“Mati” triestini, c’è il catalogo

Esce la raccolta del cronista Severino Baf, irresistibile collage di “legere”
La grande promessa del calcio che spreca talento e futuro tra bettole e donnine è un personaggio che sarebbe piaciuto anche a Osvaldo Soriano. Ma lo scenario è - o meglio era - Trieste, altro che le periferie argentine. Piccole storie di uomini particolari. Speciali a modo loro, tra sport e dintorni. C’è una Trieste che tutti conoscono ma pochi hanno raccontato e che adesso emerge in
“Mati come noi la mama no li fa più” (Luglio Editore, pagine 208, 15 euro)
, scritto da
Severino Baf
, storico cronista sportivo e apprezzato collaboratore de “Il Piccolo”.


Baf si è imbarcato in un’avventura complicata. Dare voce e volti a un microcosmo abitato da quelle che altrove chiamerebbero sagome e che a Trieste possono contare su un colorito campionario di definizioni. Bobe? Legere? Nagane? Scegliete voi. Il senso è chiaro: personaggi “irregolari”, gente che con disincanto prende a schiaffi anche la realtà più dura, umanità che sa rialzarsi e reinventarsi.


Nel libro, scritto rigorosamente in un dialetto triestino certificato da Livio Giust, le storie abbondano. In qualche caso tanto paradossali da rasentare la leggenda metropolitana, non fosse che vengono accompagnate da nomi e cognomi. Carlo Pocecco, ad esempio. Gli inizi: le serate alla Birreria Dreher, con i suoi Blue Boys. Grazie a una fortunata raccomandazione da parte di una soubrette della compagnia di Macario, ottiene ingaggi all’estero. Ad Amsterdam è sul palco mentre, tra il pubblico, lo sta a sentire Mick Jagger con cui poi tira tardi a chiacchierare. Finisce in Persia, ad allietare i ricevimenti dello Scià e di Farah Diba. Arriva la rivoluzione khomeinista e per due mesi Pocecco, che si fa crescere la barba, deve nascondersi in attesa che l’ambasciata italiana gli permetta di lasciare Teheran.


Gianni Cattai arriva al Milan e in un contrasto in allenamento manda a gambe all’aria nientemeno che Gianni Rivera, provocando un botta e risposta tra il Paron Rocco e Nils Liedholm.
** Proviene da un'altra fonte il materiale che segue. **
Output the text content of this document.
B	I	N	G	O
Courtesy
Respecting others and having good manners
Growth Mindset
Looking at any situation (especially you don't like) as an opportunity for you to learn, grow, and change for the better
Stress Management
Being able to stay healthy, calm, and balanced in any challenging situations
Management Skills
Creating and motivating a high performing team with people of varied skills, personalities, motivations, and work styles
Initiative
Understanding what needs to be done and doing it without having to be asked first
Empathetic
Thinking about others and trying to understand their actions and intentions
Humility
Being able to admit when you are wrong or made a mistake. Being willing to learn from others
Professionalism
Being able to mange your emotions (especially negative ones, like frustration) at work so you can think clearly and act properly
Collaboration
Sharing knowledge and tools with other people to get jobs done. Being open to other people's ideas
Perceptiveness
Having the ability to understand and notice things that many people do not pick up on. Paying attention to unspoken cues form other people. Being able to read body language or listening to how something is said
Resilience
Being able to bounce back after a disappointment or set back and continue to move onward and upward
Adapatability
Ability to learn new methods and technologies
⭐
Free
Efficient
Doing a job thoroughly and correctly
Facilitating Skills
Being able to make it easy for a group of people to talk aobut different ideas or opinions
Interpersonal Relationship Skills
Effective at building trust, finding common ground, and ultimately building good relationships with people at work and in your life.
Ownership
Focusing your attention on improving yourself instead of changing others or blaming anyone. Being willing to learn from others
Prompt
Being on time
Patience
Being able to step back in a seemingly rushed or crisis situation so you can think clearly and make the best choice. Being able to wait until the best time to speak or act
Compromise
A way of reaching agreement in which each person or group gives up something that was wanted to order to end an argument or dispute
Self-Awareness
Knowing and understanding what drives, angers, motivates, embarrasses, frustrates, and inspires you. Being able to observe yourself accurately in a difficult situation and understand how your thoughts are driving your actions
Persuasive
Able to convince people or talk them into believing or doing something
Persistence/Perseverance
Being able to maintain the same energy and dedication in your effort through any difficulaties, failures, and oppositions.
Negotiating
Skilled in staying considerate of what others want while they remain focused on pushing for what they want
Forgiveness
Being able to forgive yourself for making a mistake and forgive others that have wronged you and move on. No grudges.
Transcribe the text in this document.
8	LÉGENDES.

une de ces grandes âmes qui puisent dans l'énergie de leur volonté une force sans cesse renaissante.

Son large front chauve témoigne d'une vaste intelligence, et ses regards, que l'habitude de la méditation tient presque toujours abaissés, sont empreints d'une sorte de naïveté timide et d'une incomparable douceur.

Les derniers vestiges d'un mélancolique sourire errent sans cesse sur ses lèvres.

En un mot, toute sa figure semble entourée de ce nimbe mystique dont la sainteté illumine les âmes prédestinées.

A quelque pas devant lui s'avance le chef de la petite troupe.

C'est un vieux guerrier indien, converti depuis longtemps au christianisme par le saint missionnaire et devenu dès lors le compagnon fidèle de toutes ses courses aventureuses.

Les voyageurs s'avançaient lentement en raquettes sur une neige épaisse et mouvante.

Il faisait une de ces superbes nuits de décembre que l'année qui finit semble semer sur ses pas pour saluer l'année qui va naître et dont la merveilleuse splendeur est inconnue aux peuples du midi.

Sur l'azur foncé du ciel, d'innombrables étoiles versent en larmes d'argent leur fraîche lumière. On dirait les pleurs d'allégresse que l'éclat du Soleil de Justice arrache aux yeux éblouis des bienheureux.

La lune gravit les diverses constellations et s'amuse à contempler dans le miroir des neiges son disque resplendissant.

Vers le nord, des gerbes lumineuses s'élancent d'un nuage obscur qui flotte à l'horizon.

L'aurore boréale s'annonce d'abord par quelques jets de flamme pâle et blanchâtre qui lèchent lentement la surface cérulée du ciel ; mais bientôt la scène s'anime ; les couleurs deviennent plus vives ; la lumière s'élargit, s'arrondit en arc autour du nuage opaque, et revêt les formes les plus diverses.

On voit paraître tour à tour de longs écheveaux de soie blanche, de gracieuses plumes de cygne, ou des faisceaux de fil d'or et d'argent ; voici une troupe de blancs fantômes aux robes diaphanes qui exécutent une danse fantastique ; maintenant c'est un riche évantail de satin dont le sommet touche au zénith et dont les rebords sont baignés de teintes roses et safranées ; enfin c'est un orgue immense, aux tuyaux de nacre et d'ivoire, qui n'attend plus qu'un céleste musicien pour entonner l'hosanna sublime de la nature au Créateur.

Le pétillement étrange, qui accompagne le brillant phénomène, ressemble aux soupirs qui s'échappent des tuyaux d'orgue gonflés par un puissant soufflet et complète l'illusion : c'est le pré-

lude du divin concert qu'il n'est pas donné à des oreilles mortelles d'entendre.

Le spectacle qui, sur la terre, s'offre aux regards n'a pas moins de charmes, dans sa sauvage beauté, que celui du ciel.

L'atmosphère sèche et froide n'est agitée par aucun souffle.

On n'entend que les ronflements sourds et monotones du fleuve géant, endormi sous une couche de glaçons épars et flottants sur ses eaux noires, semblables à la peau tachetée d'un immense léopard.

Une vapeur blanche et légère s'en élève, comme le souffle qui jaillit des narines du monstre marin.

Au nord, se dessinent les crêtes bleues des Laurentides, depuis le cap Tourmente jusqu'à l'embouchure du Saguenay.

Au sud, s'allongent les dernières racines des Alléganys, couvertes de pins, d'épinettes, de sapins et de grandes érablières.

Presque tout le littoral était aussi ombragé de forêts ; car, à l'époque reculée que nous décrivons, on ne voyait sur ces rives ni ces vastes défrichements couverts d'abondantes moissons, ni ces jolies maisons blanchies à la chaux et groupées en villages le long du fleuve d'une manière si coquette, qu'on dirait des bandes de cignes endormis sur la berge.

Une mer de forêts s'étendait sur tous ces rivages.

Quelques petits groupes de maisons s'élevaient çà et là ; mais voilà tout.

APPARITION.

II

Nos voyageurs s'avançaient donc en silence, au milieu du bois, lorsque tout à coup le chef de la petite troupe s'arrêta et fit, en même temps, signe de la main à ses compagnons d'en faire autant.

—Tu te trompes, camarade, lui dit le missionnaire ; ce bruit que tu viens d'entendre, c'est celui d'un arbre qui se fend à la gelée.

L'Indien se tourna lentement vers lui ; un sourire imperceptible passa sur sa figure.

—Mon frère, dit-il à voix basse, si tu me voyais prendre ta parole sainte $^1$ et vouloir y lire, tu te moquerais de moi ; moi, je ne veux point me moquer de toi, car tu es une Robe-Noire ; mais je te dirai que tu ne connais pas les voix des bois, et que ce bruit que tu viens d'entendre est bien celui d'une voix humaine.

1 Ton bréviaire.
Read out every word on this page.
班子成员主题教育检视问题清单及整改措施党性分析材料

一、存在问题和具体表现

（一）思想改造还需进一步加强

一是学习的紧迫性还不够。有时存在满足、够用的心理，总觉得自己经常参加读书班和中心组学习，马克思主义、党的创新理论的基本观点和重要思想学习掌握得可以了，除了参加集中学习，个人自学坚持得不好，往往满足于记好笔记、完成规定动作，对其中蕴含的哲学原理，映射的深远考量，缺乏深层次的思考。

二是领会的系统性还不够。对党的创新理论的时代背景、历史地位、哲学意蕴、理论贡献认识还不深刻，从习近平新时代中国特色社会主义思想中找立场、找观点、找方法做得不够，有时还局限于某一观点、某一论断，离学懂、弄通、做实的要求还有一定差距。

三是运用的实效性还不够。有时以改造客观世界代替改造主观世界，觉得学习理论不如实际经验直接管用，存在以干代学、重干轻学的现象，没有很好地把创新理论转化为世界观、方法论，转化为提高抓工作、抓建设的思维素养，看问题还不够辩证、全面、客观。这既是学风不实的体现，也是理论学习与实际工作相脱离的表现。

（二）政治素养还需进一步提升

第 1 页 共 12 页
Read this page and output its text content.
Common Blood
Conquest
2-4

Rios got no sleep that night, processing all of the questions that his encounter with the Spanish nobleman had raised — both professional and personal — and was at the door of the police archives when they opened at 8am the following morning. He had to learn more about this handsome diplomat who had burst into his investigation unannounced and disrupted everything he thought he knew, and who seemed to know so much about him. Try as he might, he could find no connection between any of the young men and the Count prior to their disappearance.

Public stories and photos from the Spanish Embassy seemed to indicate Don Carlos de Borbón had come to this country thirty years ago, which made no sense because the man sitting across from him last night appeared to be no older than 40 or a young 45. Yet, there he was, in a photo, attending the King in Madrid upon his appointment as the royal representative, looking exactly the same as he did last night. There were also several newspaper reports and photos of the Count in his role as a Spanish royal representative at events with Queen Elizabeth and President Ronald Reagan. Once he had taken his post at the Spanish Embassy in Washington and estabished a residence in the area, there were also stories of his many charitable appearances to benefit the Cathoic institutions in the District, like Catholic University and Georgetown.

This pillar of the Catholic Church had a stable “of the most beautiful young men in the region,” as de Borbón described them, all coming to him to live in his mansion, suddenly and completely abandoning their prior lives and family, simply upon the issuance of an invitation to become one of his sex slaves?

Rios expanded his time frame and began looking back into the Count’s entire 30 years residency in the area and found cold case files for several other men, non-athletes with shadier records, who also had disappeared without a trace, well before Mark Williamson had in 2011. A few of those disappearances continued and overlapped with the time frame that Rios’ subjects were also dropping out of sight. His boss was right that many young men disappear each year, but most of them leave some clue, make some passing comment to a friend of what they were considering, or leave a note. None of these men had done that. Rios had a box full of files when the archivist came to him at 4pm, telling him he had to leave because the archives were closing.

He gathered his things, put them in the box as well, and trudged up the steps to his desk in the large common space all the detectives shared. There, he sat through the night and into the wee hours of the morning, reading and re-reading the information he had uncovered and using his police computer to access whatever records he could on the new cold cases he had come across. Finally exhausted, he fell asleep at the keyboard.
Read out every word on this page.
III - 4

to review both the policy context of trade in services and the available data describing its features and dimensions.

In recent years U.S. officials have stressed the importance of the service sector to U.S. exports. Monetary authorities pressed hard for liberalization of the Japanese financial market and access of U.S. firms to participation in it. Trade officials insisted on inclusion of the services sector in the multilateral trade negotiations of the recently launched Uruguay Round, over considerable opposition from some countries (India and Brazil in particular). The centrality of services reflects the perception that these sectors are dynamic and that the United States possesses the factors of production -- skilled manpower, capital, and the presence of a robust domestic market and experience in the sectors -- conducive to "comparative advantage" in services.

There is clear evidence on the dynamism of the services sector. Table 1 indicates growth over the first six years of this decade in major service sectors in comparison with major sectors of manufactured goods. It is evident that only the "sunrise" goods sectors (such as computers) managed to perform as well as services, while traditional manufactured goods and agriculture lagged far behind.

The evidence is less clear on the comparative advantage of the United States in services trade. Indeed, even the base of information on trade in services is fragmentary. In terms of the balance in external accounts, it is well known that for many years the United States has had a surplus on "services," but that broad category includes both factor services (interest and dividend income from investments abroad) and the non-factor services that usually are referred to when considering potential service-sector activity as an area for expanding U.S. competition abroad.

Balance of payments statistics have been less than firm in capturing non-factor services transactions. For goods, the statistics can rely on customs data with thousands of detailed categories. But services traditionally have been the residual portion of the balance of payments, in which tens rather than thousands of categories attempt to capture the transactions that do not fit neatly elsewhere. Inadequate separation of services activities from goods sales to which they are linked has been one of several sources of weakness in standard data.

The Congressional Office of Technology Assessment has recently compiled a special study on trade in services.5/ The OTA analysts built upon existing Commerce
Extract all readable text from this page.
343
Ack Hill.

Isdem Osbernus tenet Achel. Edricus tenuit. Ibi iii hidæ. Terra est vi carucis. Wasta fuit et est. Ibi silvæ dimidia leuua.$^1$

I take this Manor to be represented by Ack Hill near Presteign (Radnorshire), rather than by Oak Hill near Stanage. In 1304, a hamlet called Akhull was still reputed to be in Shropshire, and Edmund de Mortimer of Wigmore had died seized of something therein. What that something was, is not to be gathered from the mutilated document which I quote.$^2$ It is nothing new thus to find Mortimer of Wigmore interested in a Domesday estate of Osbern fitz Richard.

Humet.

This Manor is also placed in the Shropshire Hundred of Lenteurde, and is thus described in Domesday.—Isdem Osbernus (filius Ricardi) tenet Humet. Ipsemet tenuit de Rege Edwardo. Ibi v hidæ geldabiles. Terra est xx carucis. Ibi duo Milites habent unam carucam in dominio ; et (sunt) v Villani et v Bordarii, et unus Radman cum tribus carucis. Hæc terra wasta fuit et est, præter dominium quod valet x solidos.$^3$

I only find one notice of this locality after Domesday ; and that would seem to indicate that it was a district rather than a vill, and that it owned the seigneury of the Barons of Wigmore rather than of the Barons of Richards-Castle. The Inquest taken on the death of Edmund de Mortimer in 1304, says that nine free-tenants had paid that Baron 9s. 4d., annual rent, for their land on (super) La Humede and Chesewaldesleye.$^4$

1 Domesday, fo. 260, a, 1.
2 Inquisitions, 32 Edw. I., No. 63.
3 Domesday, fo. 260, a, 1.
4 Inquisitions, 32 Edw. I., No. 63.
In un’amichevole Cattai incanta persino Gianni Brera, peccato che quando si tratta di accordarsi con il Milan sull’ingaggio la proposta sia irrisoria.


E lui se ne torna a Muggia, in tempo per diventare l’anima del Carnevale.


Tipi così, che non si smontano davanti a nessuno. L’indimenticabile presidente della Roianese Claudio Di Marcatonio fa il capostazione. Incaricato di dirigere l’arrivo del treno del Presidente della Repubblica a Monfalcone, la sera prima fa baldoria e rincasa alle cinque del mattino. La moglie, vestito com’è, lo scaraventa nella vasca da bagno e gli prepara una robusta razione di caffè.


Un paio di ore dopo Di Marcatonio è al suo posto di lavoro. Il Presidente Giovanni Leone, lasciando la stazione, gli rivolge una sorta di saluto militare: «Grazie capo». E il roianese che solo poche ore prima faceva bisboccia gli risponde alzando la mano: «Okay, Johnny!». Non si sa quale sia stata la reazione di Leone...


L’arbitro internazionale Fabio Baldas combina scherzi degni di “Amici miei”. La vittima designata è il guardalinee Dino Lodolo. Spesso le burle vengono svelate proprio una manciata di minuti prima che la terna arbitrale faccia ingresso in campo. Altri tempi. Quasi millenni fa, in confronto alla Var del calcio di oggi.


Tempi in cui una bravata da brivido è lanciare un’Abarth 850 a tutta velocità sul Molo Audace, frenando all’ultimo momento. O irrompere - in condizioni non propriamente sobrie - in sella a una Vespa in un bar e cercare di tranquillizzare il titolare e i clienti con una battuta tutta triestina: «Tranquili, xe una vespa ma no la ve sponzi...».